I believe that within the next five years, as terminal oil depletion becomes a tangible reality for the average citizen, backyard vegetable gardens will become commonplace, and more people will seek low-energy lifestyles. However, there is an enormous gap between the demand for food, and the supply from small scale organic farmers operating through farmers markets, which accounts for less than 5% of the total food supply even in the best markets. So there is an enormous amount of work to do to “fill the gap” that will open as oil depletion sets in.

I don’t have a “Plan B” yet, but I learned an enormous amount in just a few days this week, and I am filled with ideas and motivation to come up with one. The future may very well find me with a shovel in my hand, scratching a living out of the dirt along with millions of others.

If you have had similar thoughts, or have explored your own Plan B options, please write me or submit a comment to share your perspective.



  1. I’ve read the “Mother Earth News” magazine since the 70’s. Among other useful things were articles leading to excellent gardening books. Even in North Dakota, we are able to grow a large portion of our vegetable needs in the back yard!

    Comment by Douglas Hvistendahl — February 21, 2009 @ 5:56 pm

  2. Our plan B is to deepen and reinvigorate our sense of community. We will suffer or thrive together. There really is no plan B for individuals, as we and our safety and health depends on the safety and health of our neighbors. The millions of people that live in suburbs and cities will not be able to leave. Most invested deeply in where they are given the state of the housing market. We are all less mobile. Time to turn to your right and turn to your left and get to know the people around you.

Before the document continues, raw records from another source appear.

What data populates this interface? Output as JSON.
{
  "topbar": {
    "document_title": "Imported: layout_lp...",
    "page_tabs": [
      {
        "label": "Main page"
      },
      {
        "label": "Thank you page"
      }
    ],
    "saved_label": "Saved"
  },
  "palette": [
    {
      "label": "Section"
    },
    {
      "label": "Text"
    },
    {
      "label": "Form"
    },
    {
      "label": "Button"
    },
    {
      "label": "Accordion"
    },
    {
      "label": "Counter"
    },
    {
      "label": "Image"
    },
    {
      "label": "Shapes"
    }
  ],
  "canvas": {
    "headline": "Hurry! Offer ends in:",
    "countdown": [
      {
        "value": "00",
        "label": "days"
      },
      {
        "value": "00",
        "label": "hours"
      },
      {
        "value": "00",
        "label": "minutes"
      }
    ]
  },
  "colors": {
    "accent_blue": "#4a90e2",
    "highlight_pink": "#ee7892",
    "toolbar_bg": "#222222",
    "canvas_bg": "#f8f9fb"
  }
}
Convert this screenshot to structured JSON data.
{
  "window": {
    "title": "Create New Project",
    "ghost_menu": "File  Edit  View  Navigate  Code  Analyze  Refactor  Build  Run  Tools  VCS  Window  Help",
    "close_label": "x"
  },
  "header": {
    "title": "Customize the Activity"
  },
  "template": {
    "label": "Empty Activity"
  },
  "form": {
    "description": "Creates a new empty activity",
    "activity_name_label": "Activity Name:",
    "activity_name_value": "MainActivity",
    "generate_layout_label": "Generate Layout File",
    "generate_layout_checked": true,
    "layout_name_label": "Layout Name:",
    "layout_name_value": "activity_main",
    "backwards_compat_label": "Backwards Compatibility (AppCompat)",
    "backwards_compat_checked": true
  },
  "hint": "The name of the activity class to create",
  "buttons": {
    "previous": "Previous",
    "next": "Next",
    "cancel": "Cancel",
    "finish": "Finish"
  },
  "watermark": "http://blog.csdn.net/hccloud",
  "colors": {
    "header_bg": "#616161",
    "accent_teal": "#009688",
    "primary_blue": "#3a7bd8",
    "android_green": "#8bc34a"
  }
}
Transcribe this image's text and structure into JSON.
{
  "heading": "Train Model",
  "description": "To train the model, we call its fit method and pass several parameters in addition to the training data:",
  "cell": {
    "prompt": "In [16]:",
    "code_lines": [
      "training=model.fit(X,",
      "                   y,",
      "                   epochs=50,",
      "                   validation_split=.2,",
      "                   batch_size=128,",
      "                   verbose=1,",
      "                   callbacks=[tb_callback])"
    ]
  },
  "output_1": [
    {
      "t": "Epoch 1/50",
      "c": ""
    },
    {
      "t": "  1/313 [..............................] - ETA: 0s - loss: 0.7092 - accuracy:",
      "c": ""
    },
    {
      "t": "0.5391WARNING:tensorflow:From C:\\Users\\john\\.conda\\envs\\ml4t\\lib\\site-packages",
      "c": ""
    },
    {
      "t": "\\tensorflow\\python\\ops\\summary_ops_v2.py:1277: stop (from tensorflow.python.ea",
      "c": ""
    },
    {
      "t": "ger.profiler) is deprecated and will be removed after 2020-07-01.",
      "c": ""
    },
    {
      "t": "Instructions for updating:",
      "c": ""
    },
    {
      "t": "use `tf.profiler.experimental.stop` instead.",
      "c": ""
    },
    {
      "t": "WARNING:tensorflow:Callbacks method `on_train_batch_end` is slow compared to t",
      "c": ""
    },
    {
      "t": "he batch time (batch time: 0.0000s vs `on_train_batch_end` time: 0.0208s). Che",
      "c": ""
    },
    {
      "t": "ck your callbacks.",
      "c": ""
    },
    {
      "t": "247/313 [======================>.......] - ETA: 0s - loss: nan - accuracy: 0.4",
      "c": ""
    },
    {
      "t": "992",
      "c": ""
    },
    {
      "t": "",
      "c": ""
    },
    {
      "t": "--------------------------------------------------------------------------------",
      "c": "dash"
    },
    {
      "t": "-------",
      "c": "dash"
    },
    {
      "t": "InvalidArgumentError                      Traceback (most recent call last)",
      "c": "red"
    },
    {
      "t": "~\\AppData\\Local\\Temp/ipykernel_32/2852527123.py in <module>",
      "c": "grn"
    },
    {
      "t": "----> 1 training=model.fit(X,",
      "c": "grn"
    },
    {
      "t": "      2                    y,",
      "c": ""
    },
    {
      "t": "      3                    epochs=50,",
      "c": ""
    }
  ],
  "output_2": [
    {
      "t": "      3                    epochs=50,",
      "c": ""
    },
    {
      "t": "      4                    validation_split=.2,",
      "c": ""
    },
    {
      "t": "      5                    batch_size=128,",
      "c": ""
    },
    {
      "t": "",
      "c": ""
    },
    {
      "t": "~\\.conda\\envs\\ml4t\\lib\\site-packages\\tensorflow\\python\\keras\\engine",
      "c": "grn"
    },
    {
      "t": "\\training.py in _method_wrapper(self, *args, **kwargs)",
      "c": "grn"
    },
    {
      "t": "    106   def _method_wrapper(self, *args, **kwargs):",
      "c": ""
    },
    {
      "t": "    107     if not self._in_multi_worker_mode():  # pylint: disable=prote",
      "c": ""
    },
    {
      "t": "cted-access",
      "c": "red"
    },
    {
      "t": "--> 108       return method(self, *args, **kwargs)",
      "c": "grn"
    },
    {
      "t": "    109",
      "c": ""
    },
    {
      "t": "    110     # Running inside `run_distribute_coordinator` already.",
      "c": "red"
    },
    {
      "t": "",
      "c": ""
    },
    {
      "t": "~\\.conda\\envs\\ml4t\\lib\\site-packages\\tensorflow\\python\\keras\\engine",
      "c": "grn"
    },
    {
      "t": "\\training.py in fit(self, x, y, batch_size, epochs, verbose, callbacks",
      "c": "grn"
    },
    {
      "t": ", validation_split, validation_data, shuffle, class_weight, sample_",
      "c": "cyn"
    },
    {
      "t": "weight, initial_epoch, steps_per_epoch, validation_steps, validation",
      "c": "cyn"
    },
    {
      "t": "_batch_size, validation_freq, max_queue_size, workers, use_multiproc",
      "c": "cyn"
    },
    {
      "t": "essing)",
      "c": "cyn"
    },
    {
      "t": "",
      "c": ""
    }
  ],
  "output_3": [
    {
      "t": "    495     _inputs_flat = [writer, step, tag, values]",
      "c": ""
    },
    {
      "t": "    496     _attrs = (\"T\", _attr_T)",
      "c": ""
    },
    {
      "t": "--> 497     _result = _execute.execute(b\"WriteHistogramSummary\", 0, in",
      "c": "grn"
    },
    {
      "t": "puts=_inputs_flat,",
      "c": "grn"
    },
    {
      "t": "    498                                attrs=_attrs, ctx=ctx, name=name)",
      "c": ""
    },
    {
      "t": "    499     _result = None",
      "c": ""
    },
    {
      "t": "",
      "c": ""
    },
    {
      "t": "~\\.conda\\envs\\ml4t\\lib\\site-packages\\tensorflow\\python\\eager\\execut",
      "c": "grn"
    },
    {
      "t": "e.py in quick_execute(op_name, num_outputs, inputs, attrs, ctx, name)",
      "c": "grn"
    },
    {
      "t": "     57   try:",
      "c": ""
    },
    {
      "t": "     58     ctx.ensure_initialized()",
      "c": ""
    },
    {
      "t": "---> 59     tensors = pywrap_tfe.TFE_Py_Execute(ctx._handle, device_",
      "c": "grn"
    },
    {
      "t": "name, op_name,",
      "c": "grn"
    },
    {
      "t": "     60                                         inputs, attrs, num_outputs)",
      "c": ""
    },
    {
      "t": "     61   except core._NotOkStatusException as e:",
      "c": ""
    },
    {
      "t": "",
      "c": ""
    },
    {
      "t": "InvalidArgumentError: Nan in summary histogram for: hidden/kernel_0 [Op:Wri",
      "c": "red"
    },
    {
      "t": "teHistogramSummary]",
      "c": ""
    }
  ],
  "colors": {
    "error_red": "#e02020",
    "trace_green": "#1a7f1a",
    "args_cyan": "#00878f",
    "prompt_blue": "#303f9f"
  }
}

    This is not a bad thing! The anomie of the suburbs as they have been for the last 60 years is toxic. Some people hate the movie Revolutionary Road about life in the burbs. But there is something there!

    We’ve built to encourage people to dig in and thrive where they are!
    Hyperlocavore is a yardsharing community built to encourage people to grow food together, reinvigorate their communities, eat fresh food from much closer to home, teach the kids that food doesn’t come from factories, and introduce people to the unutterable pleasure of a real tomato!

    “Survivalism” is a fantasy. Community is reality.

    Join! It’s free!

    Comment by Liz McLellan — February 23, 2009 @ 2:04 pm

  3. I enjoyed reading your article and the two comments. I am a small scale gardener myself. In Sweden (Europe) where I live, we have a system with alotment gardens; small pieces of land, with or without a little hut on it, that you can rent very cheaply. Mine is without a house, only 150 square meters of excellent soil, that I rent from the city of Malmoe where I live, The Scania soil is said to be 10+, that is WHO or whoever, had to break their scale to incorporate these Scania soils.

    For me it is pure pleasure and recreation to work on my miniature piece of land. I actually imported my first tomate seeds from Richters in Canada, because I had heard abourt the wellknown Brandywine seed that they had. The first year I had one beef tomate weighing as much as 900 grams, almost a whole kilo! I use no pesticides. I put in a lot of labour, but I find it extremely pleasing. The sensation of being literally grounded, of getting to know your own land, the earth you walk on, is very enriching. My piece of land brings me an abundance of fruits and berries, vegetables, herbs and masses of beautiful flowers. I have become very interested in lilies for example…

    In the alotment area where I am there are a lot of people from different parts of the world who have come to Sweden. I guess in their home countries it was more natural than it is here to still grow your own basic vegetables etc. This makes an interesting meeting between worlds. We learn from eachothers’ food cultures. It pleases me to know that some of these people who might have a hard time economically at least have found this great means to get joy and pure food products in their lives.